LA Mayor Villaraigosa Signs New Solar Program into Law

Media Contacts

Feed-in Tariff to Transform Rooftops into Clean Energy

Environment California

Los Angeles—More of those flat warehouse rooftops baking in the Los Angeles sun are soon to become mini-solar electricity power plants thanks to a new law signed today by Los Angeles City Mayor Antonio Villaraigosa. The city’s much anticipated solar feed-in tariff program, which received unanimous votes by the City Council last week, will set in motion a 10 megawatt demonstration program that will enable Angelenos to transform underutilized rooftop spaces on multifamily residences, schools, warehouses, parking lots and retail spaces into a valuable and clean energy resource.

Michelle Kinman, Environment California’s clean energy advocate, was on hand to comment on today’s signing. “Angelenos can celebrate that the city has made an exciting commitment to solar power,” said Kinman. “If city leaders continue to embrace visionary solar policies, the sky’s the limit when it comes to LA’s solar potential.”

Los Angeles is the second ranked city in the state, behind San Diego, both in terms of the number of solar installations on residential, commercial and government buildings and the total amount of solar electricity generated. According to Environment California Research & Policy Center’s report “California Solar Cities 2012,” Los Angeles had installed just over 4,000 solar projects and 36 megawatts of solar capacity as of August 2011.

While Los Angeles is a leader in terms of absolute numbers, it has yet to achieve the concentration of solar power seen in other major cities, measured on a per capita basis. “Given all the city’s sunshine and rooftop spaces, Los Angeles should be leading not only the state, but the nation towards a clean energy future,” said Kinman.
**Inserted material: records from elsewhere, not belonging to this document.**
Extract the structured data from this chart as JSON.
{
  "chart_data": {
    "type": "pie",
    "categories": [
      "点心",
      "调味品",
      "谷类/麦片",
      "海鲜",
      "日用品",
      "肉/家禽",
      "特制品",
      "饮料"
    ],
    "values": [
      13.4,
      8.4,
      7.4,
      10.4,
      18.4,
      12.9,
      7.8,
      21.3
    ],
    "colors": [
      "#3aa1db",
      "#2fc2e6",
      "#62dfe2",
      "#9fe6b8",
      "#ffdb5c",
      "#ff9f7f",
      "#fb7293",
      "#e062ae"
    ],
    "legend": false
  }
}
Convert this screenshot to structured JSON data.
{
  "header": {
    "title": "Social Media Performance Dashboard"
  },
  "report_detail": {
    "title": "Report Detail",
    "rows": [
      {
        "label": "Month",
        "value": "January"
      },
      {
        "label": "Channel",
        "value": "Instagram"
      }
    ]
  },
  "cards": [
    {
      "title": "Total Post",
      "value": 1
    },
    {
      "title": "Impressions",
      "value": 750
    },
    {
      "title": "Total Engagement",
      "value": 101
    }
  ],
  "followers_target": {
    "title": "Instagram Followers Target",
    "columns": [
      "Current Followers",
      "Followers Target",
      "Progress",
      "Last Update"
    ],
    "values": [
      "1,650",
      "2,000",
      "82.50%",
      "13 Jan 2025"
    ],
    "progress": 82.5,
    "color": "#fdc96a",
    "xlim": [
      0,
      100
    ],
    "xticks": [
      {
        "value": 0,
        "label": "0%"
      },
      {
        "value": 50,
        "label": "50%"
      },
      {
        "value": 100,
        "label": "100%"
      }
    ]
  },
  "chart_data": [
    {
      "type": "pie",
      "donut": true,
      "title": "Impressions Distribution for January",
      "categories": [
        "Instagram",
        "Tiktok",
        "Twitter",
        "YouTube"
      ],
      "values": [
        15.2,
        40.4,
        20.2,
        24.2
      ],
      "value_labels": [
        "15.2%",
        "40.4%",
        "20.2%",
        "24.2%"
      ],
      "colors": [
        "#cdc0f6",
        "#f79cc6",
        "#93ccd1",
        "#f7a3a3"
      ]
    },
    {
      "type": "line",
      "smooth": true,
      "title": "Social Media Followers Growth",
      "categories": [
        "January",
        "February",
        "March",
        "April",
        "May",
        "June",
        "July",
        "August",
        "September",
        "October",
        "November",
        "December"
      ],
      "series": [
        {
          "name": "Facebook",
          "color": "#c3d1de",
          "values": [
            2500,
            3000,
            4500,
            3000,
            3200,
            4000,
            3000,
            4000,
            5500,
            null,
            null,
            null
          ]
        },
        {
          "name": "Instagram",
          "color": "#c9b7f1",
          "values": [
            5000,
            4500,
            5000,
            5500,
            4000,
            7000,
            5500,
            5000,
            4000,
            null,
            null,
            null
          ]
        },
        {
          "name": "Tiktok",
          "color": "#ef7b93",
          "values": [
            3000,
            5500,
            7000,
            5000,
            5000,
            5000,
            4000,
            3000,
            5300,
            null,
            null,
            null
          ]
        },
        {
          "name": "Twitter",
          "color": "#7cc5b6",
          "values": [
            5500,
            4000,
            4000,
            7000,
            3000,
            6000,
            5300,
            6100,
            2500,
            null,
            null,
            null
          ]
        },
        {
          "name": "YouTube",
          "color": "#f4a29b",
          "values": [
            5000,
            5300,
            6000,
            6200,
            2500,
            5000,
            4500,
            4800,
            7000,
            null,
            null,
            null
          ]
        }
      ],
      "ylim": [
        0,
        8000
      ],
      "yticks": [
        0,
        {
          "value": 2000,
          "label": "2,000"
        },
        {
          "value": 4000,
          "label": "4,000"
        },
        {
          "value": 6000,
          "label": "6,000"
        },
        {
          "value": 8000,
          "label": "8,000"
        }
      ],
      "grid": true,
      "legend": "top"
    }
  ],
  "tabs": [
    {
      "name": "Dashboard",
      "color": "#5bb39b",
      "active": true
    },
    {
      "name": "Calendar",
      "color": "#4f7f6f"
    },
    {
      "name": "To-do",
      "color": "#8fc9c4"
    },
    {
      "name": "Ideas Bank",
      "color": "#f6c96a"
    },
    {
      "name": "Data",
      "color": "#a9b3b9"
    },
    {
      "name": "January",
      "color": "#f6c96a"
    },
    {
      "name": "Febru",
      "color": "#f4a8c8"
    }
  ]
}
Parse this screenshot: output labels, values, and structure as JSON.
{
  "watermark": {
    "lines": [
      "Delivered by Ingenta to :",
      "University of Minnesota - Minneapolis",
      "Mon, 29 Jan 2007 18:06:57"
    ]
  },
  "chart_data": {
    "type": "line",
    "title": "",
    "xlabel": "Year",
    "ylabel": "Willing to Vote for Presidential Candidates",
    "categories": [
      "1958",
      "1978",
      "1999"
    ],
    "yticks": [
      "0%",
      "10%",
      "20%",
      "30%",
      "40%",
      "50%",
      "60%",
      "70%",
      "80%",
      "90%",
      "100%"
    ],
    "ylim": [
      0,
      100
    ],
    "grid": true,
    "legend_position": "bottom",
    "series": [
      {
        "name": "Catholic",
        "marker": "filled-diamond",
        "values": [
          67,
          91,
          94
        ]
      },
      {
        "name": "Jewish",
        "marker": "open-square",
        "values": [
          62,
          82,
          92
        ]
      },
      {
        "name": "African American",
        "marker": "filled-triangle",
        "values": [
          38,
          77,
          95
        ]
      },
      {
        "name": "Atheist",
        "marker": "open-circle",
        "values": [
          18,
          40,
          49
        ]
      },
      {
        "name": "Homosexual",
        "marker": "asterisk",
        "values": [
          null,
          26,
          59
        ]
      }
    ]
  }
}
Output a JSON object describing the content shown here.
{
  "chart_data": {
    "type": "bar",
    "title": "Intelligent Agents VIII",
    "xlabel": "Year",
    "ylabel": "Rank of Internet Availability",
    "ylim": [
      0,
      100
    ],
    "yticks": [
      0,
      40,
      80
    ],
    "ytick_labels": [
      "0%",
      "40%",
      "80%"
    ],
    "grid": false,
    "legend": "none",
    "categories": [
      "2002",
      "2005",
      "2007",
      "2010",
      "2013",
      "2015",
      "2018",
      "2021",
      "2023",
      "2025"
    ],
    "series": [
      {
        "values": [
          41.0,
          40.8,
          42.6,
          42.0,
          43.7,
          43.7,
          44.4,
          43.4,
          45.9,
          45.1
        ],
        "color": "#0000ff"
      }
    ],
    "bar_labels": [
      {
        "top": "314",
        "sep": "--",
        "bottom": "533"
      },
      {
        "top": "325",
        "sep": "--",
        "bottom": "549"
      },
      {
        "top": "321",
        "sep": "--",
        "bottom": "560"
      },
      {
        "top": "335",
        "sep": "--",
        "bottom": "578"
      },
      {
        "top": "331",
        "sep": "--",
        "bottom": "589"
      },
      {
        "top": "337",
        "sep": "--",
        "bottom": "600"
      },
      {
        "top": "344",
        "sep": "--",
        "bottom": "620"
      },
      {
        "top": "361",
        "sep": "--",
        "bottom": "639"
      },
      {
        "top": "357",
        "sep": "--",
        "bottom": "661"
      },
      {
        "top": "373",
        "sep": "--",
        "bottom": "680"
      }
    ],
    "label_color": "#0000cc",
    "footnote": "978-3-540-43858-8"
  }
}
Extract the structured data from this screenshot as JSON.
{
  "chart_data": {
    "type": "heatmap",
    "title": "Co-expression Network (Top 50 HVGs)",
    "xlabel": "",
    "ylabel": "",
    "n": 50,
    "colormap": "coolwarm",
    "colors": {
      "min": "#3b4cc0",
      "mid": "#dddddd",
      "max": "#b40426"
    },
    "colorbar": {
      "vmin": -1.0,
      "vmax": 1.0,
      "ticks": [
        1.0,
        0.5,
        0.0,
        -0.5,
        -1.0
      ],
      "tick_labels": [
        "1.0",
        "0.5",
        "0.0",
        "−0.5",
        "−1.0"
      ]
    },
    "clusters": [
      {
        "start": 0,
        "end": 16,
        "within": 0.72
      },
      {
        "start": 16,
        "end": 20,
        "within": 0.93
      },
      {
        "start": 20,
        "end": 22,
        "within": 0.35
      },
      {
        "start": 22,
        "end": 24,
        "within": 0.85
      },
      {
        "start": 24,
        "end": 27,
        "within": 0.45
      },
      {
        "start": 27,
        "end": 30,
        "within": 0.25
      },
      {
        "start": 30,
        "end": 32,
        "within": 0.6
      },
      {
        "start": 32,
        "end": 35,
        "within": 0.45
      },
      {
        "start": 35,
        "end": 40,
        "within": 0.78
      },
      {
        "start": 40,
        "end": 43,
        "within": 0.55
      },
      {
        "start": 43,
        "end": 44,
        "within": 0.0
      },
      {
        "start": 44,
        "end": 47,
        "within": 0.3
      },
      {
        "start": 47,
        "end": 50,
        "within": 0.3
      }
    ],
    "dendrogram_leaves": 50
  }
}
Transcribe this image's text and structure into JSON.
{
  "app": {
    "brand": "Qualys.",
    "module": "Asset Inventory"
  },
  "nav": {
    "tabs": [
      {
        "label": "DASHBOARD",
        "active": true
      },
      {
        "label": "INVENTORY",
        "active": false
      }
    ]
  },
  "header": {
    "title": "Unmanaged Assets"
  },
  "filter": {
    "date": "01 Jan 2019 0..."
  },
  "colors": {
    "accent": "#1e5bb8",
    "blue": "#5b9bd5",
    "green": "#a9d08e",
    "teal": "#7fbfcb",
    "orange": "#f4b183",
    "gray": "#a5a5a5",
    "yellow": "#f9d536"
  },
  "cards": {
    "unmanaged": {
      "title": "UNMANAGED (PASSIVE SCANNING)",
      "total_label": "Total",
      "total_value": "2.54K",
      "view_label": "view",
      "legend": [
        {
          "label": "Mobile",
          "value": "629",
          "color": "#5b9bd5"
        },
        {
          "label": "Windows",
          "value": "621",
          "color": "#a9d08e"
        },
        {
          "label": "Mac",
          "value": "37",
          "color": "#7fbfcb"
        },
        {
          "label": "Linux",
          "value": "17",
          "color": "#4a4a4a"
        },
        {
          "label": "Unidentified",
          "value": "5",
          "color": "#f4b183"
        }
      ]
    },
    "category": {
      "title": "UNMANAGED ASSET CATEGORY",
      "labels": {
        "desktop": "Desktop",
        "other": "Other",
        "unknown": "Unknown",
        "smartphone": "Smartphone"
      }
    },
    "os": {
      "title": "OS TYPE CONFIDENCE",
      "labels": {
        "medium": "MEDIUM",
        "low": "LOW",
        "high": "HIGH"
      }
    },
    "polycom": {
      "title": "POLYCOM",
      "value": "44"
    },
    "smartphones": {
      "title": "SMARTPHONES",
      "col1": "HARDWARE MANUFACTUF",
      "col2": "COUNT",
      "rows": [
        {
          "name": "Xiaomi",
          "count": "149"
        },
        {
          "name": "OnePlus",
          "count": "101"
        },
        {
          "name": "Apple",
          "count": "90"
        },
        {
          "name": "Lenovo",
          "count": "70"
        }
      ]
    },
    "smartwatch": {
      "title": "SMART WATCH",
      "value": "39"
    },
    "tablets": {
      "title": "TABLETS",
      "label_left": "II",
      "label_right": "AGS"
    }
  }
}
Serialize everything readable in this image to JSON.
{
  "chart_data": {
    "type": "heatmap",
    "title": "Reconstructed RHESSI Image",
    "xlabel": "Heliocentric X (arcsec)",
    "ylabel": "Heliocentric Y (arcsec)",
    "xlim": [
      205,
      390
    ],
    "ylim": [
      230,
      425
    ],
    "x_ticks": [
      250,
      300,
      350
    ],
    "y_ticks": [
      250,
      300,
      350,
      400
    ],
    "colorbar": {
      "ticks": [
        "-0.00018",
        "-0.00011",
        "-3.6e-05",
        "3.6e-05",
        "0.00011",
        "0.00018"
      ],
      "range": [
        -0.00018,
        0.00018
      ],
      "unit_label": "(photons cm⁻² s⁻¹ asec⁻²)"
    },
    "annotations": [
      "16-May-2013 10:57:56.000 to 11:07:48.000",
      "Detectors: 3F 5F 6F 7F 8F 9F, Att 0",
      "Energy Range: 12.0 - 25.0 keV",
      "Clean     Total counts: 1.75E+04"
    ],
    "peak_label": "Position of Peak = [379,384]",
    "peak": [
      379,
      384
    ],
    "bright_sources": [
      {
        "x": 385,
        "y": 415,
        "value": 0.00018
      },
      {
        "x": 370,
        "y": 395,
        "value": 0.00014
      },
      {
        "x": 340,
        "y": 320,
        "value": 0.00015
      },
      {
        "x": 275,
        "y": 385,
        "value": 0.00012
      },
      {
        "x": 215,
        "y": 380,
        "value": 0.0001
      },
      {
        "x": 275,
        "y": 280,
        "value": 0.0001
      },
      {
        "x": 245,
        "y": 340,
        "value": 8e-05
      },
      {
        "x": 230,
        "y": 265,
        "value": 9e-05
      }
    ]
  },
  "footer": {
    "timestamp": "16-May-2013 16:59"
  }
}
The feed-in tariff program can drive a market for medium-sized solar projects installed on spaces where there is little on-site electricity demand and ample space to install solar panels. Through this program, the Los Angeles Department of Water and Power will purchase the electricity “fed-into the grid” from participating local solar systems, under long-term contracts with the system owners. Well-designed and cost-effective feed-in tariffs have created some of the world’s strongest markets for solar power and there is every reason to believe that this type of policy will enable Los Angeles to convert its rooftop potential into a competitive solar market.

Environment California is a member of the CLEAN LA Coalition, a broad coalition of business, environmental and labor groups, led by the Los Angeles Business Council, which has advocated for a robust feed-in tariff program. In addition to securing the 10 MW pilot program, the coalition seeks to ensure that LADWP’s 2012/2013 budget includes 75 MW of solar feed-in tariff programming, and that 150 MW are budgeted by 2016.  At these levels, the city will create an estimated 4,500 jobs, generate $500 million in economic activity and offset 2.25 million tons of carbon dioxide emissions by 2016.

“The feed-in tariff demonstration program is an important step towards creating a sustainable future for Los Angeles,” concluded Kinman. “Continued investment in solar policies will decrease our dependence on dirty energy resources, build a sustainable economy based on market growth, clean air, and jobs, and solidify LA’s role as a clean energy leader.”